Through his work on behalf of Jackson's Estate Branca has become outspoken advocate of protecting the deceased from defamation. At a June 2019, UCLA Law School panel titled “Truth Be Told? Documentary Films Today,” Branca stated: “The purpose of the First Amendment is supposedly getting at the truth, but the lack of defamation protection for an individual no longer living isn’t helpful in that regard. If copyright protection is life plus 75 years, there’s no reason a defamation suit shouldn’t be life plus 20, 30 or even 40 years.”

Branca is a Distinguished Alumni of Los Angeles City College. He also co-founded Club 42, an integrated youth baseball league honoring Jackie Robinson, a teammate and friend of Branca's uncle, Ralph, on the Brooklyn Dodgers, and Branca serves as a director of the Jackie Robinson Foundation.

In 2020, Branca was named to the Inaugural Board of Advisors for the Dean of the Herb Alpert School of Music at UCLA.

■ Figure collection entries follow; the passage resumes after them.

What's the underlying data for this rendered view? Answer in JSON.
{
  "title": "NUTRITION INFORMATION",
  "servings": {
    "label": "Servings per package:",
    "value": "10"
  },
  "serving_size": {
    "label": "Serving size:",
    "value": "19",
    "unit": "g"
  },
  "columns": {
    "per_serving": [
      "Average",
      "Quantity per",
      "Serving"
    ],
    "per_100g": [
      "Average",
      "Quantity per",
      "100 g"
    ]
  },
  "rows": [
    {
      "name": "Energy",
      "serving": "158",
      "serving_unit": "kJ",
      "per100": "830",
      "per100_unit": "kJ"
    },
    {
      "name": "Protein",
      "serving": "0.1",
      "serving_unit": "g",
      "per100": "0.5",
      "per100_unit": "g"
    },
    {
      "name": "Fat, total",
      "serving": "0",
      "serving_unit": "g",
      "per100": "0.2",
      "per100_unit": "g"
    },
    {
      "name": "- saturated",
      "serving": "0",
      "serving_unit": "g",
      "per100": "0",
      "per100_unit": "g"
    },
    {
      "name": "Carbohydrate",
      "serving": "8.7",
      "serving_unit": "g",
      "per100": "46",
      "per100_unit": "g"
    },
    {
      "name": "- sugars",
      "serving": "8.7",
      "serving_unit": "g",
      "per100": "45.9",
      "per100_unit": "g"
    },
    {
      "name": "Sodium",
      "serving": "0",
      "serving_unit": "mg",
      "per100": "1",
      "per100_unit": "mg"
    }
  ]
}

In 2024, New York University unveiled the 4,400-square-foot Branca Family Baseball Training Center funded by Branca. In an interview Branca said the on-campus facility was a tribute to his uncle Ralph, a member of the school's athletic Hall of Fame, and his father, who attended NYU on the GI Bill after World War II. Before the facility was built, NYU players, including Branca's youngest son Dylan, one of the team's pitchers, had to travel as far away as Brooklyn or Staten Island to practice. Dylan graduated from NYU in 2026.

In June 2024, Branca donated $5 million to Occidental College to establish the John Branca Institute for Music.